Hey there StackOverflow community,
I have a question regarding nested Avro schemas, and what would be a best practice on how to store them in the schema registry when using them with Kafka.
TL;DR & Question: What’s the best practice for storing complex, nested types inside an Avro schema registry?
- a) all subtypes as a separate subject (like demonstrated below)
- b) a nested supertype as a single subject, containing all subtypes
- c) something different altogether?
A little context: Our schema consists of a main type that has a few complex subtypes (with some of the subtypes themselves having subtypes). To keep things clean, we moved every complex type to its own *.avsc
file. This leaves us with ~10 *.avsc
Files. All messages we produce have the main type, and subtypes are never sent separately.
For uploading/registering the schema, we use a gradle plugin. In order for this to work, we need to fully specify every subtype as a separate subject, and then define the references between them, like so (in build.gradle.kts
):
schemaRegistry {
url.set("https://$schemaRegistryPath")
register {
subject("SubSubType1", "$projectDir/src/main/avro/SubSubType1.avsc", "AVRO")
subject("SubType1", "$projectDir/src/main/avro/SubType1.avsc", "AVRO")
.addReference("SubSubType1","SubSubType1",-1)
subject("MyMainType", "$projectDir/src/main/avro/MyMainType.avsc", "AVRO")
.addReference("SubType1","SubSubType1",-1)
// remaining config omitted for brevity
}
}
This results in all subtypes being registered in the schema registry as a separate subject:
curl -X GET http://schema-registry:8085/subjects
["MyMainType","Subtype1","Subtype2","Subtype3","SubSubType1","SubSubType2"]%
This feels awkward; We only ever produce Kafka messages with a payload of MyMainType
- therefore I only need to have that type in the registry, with all subtypes nested in, like so:
curl -X GET http://schema-registry:8085/subjects
["MyMainType"]%
It appears as if this isn't possible with this particular Gradle plugin, however it looks like other plugins handle this identically. So apparently when having Avro subtypes specified in separate files the only way to register them is by registering them as separate subjects.

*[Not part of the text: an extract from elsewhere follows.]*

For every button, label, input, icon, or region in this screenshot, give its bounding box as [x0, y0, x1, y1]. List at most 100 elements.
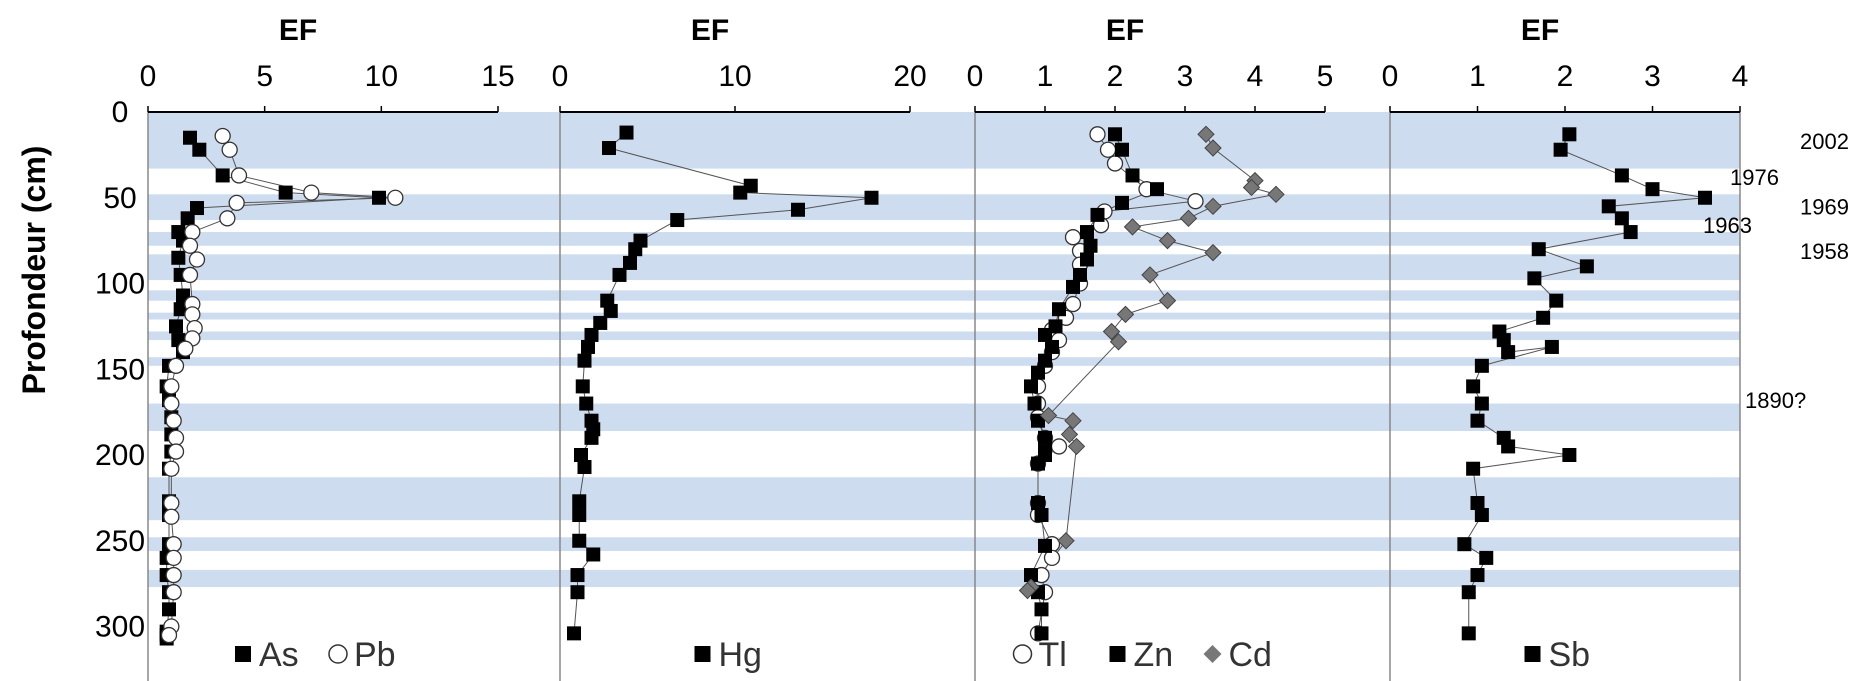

What should I do here? Register all subtypes, or merge all *.avsc
into one big file?
Thanks for any pointers everybody!
CodePudding user response:
Unfortunately, there doesn't seem to be a whole lot of information available on this topic, but this is what I found out regarding your options with complex Avro schemas:
- for simple schemas with few complex types, use Avro Schemas (
*.avsc
) - for more complex schemas and loads of nesting, use Avro Interface Definitions (
*.avdl
) - these natively support imports
So it would probably be worthwhile to convert the definitions to *.avdl
. In case you insist on keeping your *.avsc
style definitions, there are Maven plugins available for merging these (see https://michalklempa.com/2020/04/composing-avro-schemas-from-subtypes/).
However, the impression that I get is that whenever things get complex, it would be preferable to use Avro IDL. This blog post supports this hypothesis.